But amid the Haitian earthquake relief effort – in a country that has no military of its own and has hosted an international peacekeeping force since 2004 – the arrival is unlikely to cause many ripples among locals.
Yet the dispatch of some 2,200 marines – as well as 3,500 soldiers from the 82nd Airborne Division – is raising some command and assignment questions.
When the troops arrive, perhaps this weekend, who will be in charge, given that the Haitian government is almost disintegrated and the 9,000-strong UN peacekeeping force, MINUSTAH, is dealing with its own losses?
Will the 5,500 US military personnel be part of an international, or an American, security effort?
Who's the boss?
“It’s fully desirable that all these forces should be coordinated with the UN MINUSTAH commander there,” UN Secretary General Ban Ki-moon said Thursday.
US officials, on the other hand, say that while the US may “coordinate” with the peacekeeping operation’s leadership, US troops will be under American command.
“We’ll be under US command supporting a UN mission on behalf of the Haitian government and the Haitian people,” said State Department spokesman Philip Crowley, when asked Thursday to clarify the command structure for what is expected to be a three-month deployment of US forces.
Learning from the tsunami
The command question may cause some initial confusion, but it is likely to be quickly ironed out – especially given the recent experience the US has in dispatching the military to disaster zones, say US security and international relief experts.
“We sent 8,000 marines to Indonesia after the tsunami, and that intervention stands out as one of the best examples of use of the US military in a disaster,” says Lawrence Korb, a former assistant secretary of defense who is now an analyst at the Center for American Progress in Washington.
Not only did the Marines accomplish significant humanitarian objectives, Mr.

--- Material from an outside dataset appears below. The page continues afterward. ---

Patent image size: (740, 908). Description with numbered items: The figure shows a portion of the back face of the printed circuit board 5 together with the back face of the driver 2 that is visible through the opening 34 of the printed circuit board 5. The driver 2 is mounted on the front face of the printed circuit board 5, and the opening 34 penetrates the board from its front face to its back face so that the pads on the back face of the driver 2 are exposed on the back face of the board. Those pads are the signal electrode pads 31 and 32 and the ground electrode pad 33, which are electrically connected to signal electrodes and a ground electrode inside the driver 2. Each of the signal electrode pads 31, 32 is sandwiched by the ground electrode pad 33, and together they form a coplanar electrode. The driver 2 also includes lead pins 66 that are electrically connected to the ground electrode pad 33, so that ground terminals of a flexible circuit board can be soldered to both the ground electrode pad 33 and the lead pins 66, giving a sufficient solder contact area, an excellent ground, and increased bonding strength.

Korb notes, but America’s image in Indonesia – the world’s largest Muslim country – shot up as a result. “The use of the military in this way really undermines the Al Qaeda narrative,” he says.
Haiti: a country without a government
The Haiti case is different, however, in part because the Haitian government is so weak, and in some estimations practically nonexistent, after the earthquake.

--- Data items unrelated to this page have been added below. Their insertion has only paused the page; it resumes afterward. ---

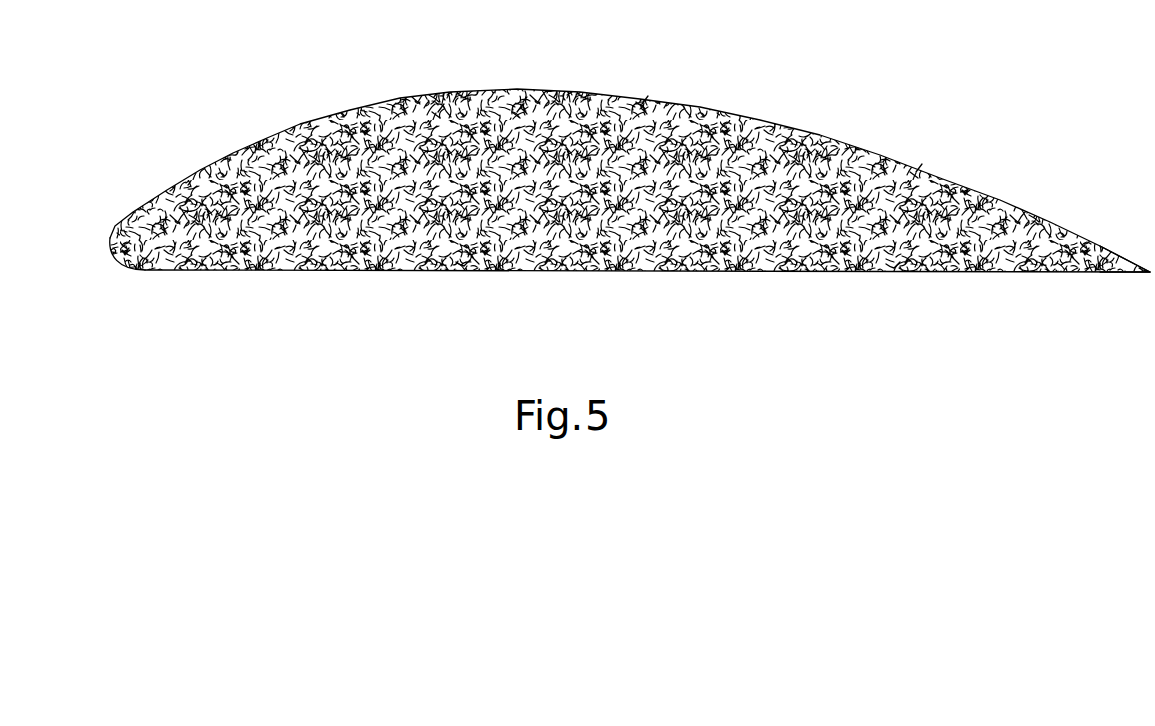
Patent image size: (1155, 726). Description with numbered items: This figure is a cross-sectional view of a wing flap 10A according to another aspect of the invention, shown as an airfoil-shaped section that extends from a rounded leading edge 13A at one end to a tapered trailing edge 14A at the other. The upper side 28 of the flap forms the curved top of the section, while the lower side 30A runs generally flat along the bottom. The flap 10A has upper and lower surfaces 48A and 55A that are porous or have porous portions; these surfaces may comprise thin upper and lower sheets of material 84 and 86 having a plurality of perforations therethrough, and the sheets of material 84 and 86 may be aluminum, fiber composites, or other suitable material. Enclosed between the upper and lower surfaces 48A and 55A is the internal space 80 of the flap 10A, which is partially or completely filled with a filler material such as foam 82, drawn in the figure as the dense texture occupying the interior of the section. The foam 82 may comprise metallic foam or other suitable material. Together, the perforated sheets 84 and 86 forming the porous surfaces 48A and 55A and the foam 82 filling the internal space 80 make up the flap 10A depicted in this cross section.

The flap 10A is at (845, 133).
The leading edge 13A is at (113, 215).
The trailing edge 14A is at (1151, 275).
The upper side 28 is at (740, 112).
The pressure side 30A is at (723, 271).
The upper surface 48A is at (642, 98).
The lower surface 55A is at (463, 270).
The internal space 80 is at (517, 108).
The foam 82 is at (438, 108).
The upper sheet of material 84 is at (917, 168).
The lower sheet of material 86 is at (893, 272).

President René Préval is alive, but the Parliament and several ministry buildings collapsed, taking the lives of as-yet uncertain numbers of legislators and government officials.

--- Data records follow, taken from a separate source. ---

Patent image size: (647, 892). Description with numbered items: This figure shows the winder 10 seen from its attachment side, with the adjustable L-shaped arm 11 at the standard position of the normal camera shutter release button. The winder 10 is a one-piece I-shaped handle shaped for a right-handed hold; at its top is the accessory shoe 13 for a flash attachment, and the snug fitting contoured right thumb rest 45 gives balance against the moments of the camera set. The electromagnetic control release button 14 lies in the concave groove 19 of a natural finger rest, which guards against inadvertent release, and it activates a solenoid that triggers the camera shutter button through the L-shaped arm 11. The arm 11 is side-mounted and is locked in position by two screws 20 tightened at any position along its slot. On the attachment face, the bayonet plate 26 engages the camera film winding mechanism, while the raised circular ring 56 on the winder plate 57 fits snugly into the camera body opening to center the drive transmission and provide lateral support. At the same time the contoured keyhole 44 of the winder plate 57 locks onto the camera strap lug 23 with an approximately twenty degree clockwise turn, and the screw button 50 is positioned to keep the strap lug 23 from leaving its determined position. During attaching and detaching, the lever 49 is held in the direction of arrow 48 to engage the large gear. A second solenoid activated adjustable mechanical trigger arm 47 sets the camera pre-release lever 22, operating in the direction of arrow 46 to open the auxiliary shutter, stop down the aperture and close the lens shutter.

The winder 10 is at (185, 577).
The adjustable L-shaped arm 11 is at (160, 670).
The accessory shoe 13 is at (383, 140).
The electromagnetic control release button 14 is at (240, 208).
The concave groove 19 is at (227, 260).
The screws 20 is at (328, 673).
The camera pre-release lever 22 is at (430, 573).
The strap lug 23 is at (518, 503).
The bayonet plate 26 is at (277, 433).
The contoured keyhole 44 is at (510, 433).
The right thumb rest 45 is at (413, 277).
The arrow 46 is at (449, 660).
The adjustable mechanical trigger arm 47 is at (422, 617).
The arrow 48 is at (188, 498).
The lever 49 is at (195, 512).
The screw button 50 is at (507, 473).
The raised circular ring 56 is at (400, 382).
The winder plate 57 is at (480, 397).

The US says it is coordinating with the Haitian government – by which it appears to mean a little-seen President Préval – but acknowledges that in the short-term there will be little government to deal with.
“There’s no question that the Haitian Government is challenged,” the State Department’s Mr. Crowley says. “They have received a very serious blow.” But he adds that the US objective is “not only to provide lifesaving support to the Haitian people but to rebuild the capacity of the Haitian Government.”
Help wanted, calling Cuba?
The US needs to remember that it is part of an international effort, something Korb says the US sometimes forgets. In the case of Haiti, “We’ll be the first among equals, because of our size and proximity and our capabilities,” he says, “but we shouldn’t limit our approach to just what we can do.”
In that vein, Korb offers a politically daring proposition: The US should consider tapping the expertise of neighboring Cuba to help address Haiti’s needs.
“We should stop and think that Cuba right next door has some of the best doctors in the world,” he says. “We should see about flying them in.”
At the same time, the US must be careful not to run roughshod over historical sensitivities in the region about US military interventions.
“We’re not taking over Haiti," said Crowley. "We are helping to stabilize Haiti. We’re helping to provide them lifesaving support and material, and we’re going to be there over the long term to help Haiti rebuild.”